In an earnings call, Blatt attributed the higher numbers to the success of Tinder Gold, and hinted at new features expected to hit Tinder in a few weeks, including AI and location-based functions. Tinder has also gained 476,000 paying subscribers in this quarter.
Tinder remains Match’s strongest earner, and that’s motivating the company to keep pouring resources into it.
“Until now, Tinder has basically been a swiping machine,” said Blatt during the call. “It’s effective and simple but ultimately limited.” He outlined a plan to change the whole Tinder experience after a match is made, featuring “a rich dynamic content experience bringing you deep into the activities of the people you’ve already matched with.”
The investor slides for the location-based features, which Blatt says are meant to build upon each other, say the new updates will integrate the physical and digital world and “expand into broader social endeavors.” Those location-related features are expected early next year.
Even less detail was given about Tinder’s future AI features, except that they will be consumer-facing and reliant on user data to personalize app experiences.

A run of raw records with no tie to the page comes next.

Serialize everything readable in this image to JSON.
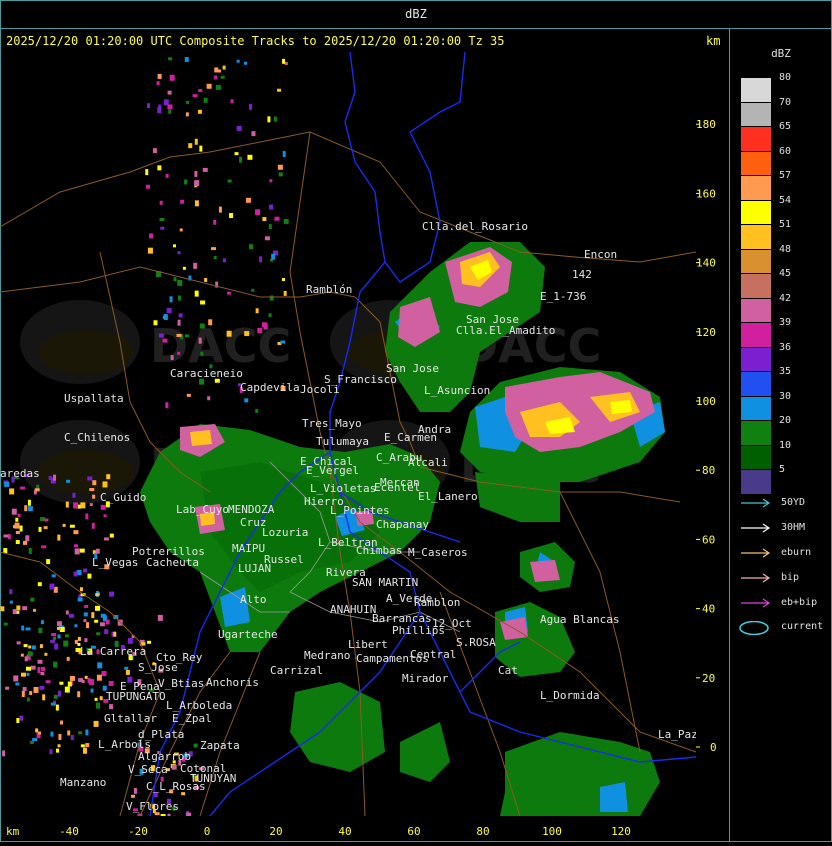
{
  "panel_title": "dBZ",
  "header": "2025/12/20 01:20:00 UTC Composite Tracks to 2025/12/20 01:20:00 Tz 35",
  "km_label": "km",
  "watermark": "DACC",
  "axes": {
    "x_ticks": [
      "-40",
      "-20",
      "0",
      "20",
      "40",
      "60",
      "80",
      "100",
      "120"
    ],
    "y_ticks": [
      "180",
      "160",
      "140",
      "120",
      "100",
      "80",
      "60",
      "40",
      "20",
      "0"
    ]
  },
  "legend": {
    "title": "dBZ",
    "levels": [
      {
        "label": "80",
        "color": "#d8d8d8"
      },
      {
        "label": "70",
        "color": "#b4b4b4"
      },
      {
        "label": "65",
        "color": "#ff3020"
      },
      {
        "label": "60",
        "color": "#ff6010"
      },
      {
        "label": "57",
        "color": "#ff9a50"
      },
      {
        "label": "54",
        "color": "#ffff00"
      },
      {
        "label": "51",
        "color": "#ffc020"
      },
      {
        "label": "48",
        "color": "#d89030"
      },
      {
        "label": "45",
        "color": "#c87060"
      },
      {
        "label": "42",
        "color": "#d060a0"
      },
      {
        "label": "39",
        "color": "#d020a0"
      },
      {
        "label": "36",
        "color": "#7a20d0"
      },
      {
        "label": "35",
        "color": "#2050f0"
      },
      {
        "label": "30",
        "color": "#1090e0"
      },
      {
        "label": "20",
        "color": "#108010"
      },
      {
        "label": "10",
        "color": "#006000"
      },
      {
        "label": "5",
        "color": "#4a3a8a"
      }
    ],
    "tracks": [
      {
        "label": "50YD",
        "color": "#40c8d0"
      },
      {
        "label": "30HM",
        "color": "#ffffff"
      },
      {
        "label": "eburn",
        "color": "#f0c080"
      },
      {
        "label": "bip",
        "color": "#f0b0b0"
      },
      {
        "label": "eb+bip",
        "color": "#e040e0"
      }
    ],
    "current_label": "current",
    "current_color": "#40d0e0"
  },
  "towns": [
    "Clla.del_Rosario",
    "Encon",
    "142",
    "E_1-736",
    "Ramblón",
    "San Jose",
    "Clla.El_Amadito",
    "San Jose",
    "L_Asuncion",
    "Uspallata",
    "Capdevila",
    "S_Francisco",
    "Jocoli",
    "C_Chilenos",
    "Tres_Mayo",
    "Tulumaya",
    "Andra",
    "E_Carmen",
    "Alcali",
    "C_Arabu",
    "E_Chical",
    "E_Vergel",
    "L_Violetas",
    "Mercan",
    "C_Guido",
    "Hierro",
    "Ecentel",
    "El_Lanero",
    "Lab_Cuyo",
    "MENDOZA",
    "Cruz",
    "L_Pointes",
    "Chapanay",
    "Potrerillos",
    "Cacheuta",
    "Lozuria",
    "L_Beltran",
    "Chimbas",
    "M_Caseros",
    "L_Vegas",
    "MAIPU",
    "Russel",
    "Alto",
    "LUJAN",
    "SAN MARTIN",
    "Rivera",
    "A_Verde",
    "Ramblon",
    "Ugarteche",
    "Medrano",
    "ANAHUIN",
    "12_Oct",
    "Barrancas",
    "Phillips",
    "S.ROSA",
    "Agua Blancas",
    "La Carrera",
    "Cto_Rey",
    "S_Jose",
    "Libert",
    "Campamentos",
    "Central",
    "Carrizal",
    "Cat",
    "Anchoris",
    "E_Pena",
    "V_Btias",
    "TUPUNGATO",
    "Mirador",
    "L_Dormida",
    "L_Arboleda",
    "Gltallar",
    "E_Zpal",
    "L_Arbols",
    "d_Plata",
    "Zapata",
    "La_Paz",
    "Algarrob",
    "V_Seca",
    "Cotonal",
    "Manzano",
    "C_L_Rosas",
    "TUNUYAN",
    "V_Flores",
    "aredas",
    "Caracieneio"
  ],
  "colors": {
    "frame": "#4a9aa0",
    "axis_text": "#ffff40",
    "province": "#1a2af0",
    "road": "#8a5a28",
    "dept": "#b0b0b0"
  }
}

All of the features will rely on the sheer size of Tinder’s tech team, which dwarfs those of other dating platforms that may be just starting out.

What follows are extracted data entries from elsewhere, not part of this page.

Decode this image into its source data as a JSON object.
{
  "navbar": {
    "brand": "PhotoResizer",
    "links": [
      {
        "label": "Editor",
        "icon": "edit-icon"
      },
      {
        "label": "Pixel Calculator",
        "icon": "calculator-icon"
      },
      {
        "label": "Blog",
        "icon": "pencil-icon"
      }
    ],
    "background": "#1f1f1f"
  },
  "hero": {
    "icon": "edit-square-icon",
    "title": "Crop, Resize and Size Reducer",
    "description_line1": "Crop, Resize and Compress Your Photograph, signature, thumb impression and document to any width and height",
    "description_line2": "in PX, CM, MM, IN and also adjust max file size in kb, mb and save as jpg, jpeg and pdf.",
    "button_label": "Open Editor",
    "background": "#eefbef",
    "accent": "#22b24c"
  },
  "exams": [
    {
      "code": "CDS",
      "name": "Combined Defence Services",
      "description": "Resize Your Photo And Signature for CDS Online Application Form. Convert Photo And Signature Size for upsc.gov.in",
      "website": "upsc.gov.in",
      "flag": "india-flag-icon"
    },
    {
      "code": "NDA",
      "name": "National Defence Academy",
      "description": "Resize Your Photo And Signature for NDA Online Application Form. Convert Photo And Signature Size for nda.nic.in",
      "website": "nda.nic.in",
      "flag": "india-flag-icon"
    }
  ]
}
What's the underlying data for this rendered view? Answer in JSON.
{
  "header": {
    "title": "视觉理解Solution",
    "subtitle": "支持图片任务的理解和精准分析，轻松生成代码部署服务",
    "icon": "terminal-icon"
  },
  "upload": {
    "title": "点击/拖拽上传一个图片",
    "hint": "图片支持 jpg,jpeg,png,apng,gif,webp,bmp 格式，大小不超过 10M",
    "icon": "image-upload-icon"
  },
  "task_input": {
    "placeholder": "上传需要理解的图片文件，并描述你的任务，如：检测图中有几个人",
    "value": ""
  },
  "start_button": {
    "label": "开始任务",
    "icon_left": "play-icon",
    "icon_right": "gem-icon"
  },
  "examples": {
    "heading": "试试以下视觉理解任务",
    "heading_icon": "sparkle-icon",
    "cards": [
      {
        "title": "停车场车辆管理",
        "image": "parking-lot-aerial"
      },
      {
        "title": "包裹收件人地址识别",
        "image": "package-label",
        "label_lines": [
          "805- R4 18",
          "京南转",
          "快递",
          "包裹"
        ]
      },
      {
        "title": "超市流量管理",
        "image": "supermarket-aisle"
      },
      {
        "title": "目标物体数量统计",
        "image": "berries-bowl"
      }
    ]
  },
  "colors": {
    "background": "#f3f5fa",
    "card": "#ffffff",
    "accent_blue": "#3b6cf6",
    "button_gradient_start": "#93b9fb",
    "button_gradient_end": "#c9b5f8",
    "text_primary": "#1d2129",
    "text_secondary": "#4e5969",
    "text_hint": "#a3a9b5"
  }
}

While revenue is up, Match’s operating income for the quarter remained flat at $91 million year over year. That’s because employee stock options and increased headcount have been costly, said Gary Swidler, Match’s chief financial officer, during the call.
This quarter, OkCupid’s revenue caught up to the other Match brands after lagging behind earlier in the year, although a breakdown of the numbers was withheld. Match’s stock rose by 5.6 percent to 28.40 during after-hours trading yesterday after the earnings were released.